The visuals of the crowds ransacking the Presidential Palace is reminiscent of visuals that we saw earlier in Iraq and Libya. But, it was not expected in a nation like Sri Lanka which was a democracy with a stable political system. Though ravaged by decades long conflict with LTTE, Sri Lanka finally managed to break the vicious cycle of terrorism that devastated its Tourism industry. The nation of 22 million people, saw their fortunes nosedive thanks to an ill-fated fertiliser ban, to dramatic fall in production of Tea and Rice, further accentuated by a foreign currency crisis that sent the island nation into an abyss.
As Sri Lanka slid into a crisis, many countries gathered around to help and India was at the forefront trying to help out lines of credit, fuel and food supplies. That was a proverbial drop in an ocean, with a huge pent-up demand from a population that had taken things for granted. The blame on Sri Lanka’s present precarious situation can be placed right at the doorstep of the family rule of the Rajapaksas, who between them, destroyed a nation.
Ordinary citizens had to struggle and stand in long queues to get gas cylinders, milk powder, petrol, food items, and life-saving medicines. People’s anger against the government for mismanagement of the economy led to the call for Gotabaya’s resignation on social media. The anti-government protests in Sri Lanka began predominantly in March in rural areas and accelerated by the end of the month.

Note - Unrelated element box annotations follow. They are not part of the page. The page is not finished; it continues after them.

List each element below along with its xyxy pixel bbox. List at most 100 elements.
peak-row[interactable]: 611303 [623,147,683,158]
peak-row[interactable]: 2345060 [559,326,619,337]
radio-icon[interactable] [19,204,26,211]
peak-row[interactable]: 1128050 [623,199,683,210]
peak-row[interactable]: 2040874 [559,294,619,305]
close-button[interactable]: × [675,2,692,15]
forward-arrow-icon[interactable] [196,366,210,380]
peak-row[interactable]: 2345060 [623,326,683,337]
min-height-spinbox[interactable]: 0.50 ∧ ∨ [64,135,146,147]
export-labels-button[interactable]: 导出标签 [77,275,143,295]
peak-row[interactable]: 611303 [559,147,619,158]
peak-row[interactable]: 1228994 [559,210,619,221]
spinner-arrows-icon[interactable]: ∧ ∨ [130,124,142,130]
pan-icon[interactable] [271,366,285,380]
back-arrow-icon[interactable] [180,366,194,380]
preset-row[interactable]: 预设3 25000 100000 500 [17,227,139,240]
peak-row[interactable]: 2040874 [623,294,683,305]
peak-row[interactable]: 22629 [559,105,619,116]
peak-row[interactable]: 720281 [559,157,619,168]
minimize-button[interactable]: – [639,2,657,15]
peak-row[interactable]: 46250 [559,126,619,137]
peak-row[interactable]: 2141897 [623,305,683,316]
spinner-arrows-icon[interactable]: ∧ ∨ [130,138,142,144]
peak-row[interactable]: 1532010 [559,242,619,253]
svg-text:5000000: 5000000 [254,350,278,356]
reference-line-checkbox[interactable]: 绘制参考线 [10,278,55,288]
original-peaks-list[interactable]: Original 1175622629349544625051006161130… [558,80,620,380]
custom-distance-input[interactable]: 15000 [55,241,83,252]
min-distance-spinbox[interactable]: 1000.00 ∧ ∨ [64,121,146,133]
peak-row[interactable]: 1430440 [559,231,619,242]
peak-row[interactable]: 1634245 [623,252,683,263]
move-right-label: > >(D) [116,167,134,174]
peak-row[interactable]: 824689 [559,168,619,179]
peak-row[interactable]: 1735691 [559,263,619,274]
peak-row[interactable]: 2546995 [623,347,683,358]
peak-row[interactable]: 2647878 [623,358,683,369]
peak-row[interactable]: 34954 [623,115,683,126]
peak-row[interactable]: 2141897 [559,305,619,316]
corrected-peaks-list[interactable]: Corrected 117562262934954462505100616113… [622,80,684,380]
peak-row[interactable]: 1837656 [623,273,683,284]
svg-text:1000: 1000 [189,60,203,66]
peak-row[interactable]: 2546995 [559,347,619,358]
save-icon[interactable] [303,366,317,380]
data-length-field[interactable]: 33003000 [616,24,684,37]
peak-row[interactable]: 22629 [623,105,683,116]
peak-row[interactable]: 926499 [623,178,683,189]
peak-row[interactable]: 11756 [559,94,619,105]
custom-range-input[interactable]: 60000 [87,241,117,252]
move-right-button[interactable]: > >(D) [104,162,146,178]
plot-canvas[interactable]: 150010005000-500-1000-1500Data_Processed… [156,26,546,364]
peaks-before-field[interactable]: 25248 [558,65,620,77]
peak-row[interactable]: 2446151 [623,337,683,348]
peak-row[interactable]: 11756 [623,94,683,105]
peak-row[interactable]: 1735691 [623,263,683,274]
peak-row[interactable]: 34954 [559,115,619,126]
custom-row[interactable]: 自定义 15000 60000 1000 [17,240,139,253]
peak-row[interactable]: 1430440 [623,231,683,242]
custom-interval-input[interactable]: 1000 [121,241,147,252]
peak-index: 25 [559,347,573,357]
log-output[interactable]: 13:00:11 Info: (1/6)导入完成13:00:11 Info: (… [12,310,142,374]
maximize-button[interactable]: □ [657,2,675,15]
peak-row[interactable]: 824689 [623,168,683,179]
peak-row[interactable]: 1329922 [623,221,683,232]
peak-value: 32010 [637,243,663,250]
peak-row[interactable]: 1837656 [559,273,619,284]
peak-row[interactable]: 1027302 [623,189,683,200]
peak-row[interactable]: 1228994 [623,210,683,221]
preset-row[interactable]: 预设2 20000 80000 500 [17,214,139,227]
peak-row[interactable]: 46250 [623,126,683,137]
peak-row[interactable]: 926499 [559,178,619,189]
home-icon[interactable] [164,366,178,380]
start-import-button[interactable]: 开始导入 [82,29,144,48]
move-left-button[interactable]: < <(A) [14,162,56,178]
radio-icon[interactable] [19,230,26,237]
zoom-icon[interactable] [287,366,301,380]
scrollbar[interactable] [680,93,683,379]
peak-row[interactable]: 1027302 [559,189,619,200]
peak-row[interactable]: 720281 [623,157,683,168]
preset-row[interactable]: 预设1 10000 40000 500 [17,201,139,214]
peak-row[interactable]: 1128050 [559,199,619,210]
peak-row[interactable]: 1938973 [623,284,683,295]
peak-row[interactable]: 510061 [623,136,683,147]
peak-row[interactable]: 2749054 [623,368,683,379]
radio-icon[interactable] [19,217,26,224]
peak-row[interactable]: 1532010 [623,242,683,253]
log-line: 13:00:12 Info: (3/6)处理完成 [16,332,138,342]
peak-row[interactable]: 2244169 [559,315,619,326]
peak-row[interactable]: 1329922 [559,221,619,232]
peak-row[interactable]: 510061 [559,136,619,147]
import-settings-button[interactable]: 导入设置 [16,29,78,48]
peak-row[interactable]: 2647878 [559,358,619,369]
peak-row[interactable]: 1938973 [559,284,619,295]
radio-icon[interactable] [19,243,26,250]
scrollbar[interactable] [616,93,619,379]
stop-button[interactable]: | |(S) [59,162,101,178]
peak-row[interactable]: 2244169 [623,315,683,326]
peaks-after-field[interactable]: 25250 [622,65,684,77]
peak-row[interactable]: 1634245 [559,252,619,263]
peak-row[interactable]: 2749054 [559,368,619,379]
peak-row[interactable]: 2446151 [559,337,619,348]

By April, the movement spread across the island with the Galle Face Green in Colombo as the focal point of the movement.
Between the brothers, they had divided the most crucial portfolios of Defence & Urban Development, Law & Order, Economic Development, Finance & Planning and Ports & Highways. The hash-tag ‘Go Gota Go’ reverberated across the country. By May, most of the Rajapaksa clan resigned from their posts including Gotabaya’s powerful elder brother and Prime Minister Mahinda Rajapaksa. But Gotabaya himself continued, till yesterday.
Bringing in the opposition leader Ranil Wickremasinghe was the last-ditch attempt by Gotabaya Rajapaksa to quell the fire. Ranil tried his best to broad-base but he knew that he was fighting a hopeless situation. Now, that he has quit, no one knows what will happen next.
Will Sri Lankan Army step in a take over the reigns? Or will China step in with a blank cheque in return for unwritten favours. India is watching the fast-paced developments from the sidelines. Though there have been calls for India to make an intervention, PM Narendra Modi and his government is aware of the fate of the Indian Peace Keeping Force (IPKF) that Rajiv Gandhi had sent to evict the Tamil Tigers. That experiment ended in a disaster with over 3000 Indian soldiers losing their lives and Rajiv Gandhi meeting a gory end in Sriperambadur.
The next 48 hours is crucial for a nation that is technically without a government. Not many Sri Lankan politicians are willing to stake a claim, as they are aware that situation has reached a point of no return.
Even as Sri Lanka remains without a head of state, news is coming in that that nationwide fuel distribution is due to recommence this week. The World Food Programme Director is due to visit the country this week, and the debt sustainability report for the International Monetary Fund (IMF) is due to be finalised shortly. But who will they talk to? That is a million-dollar question.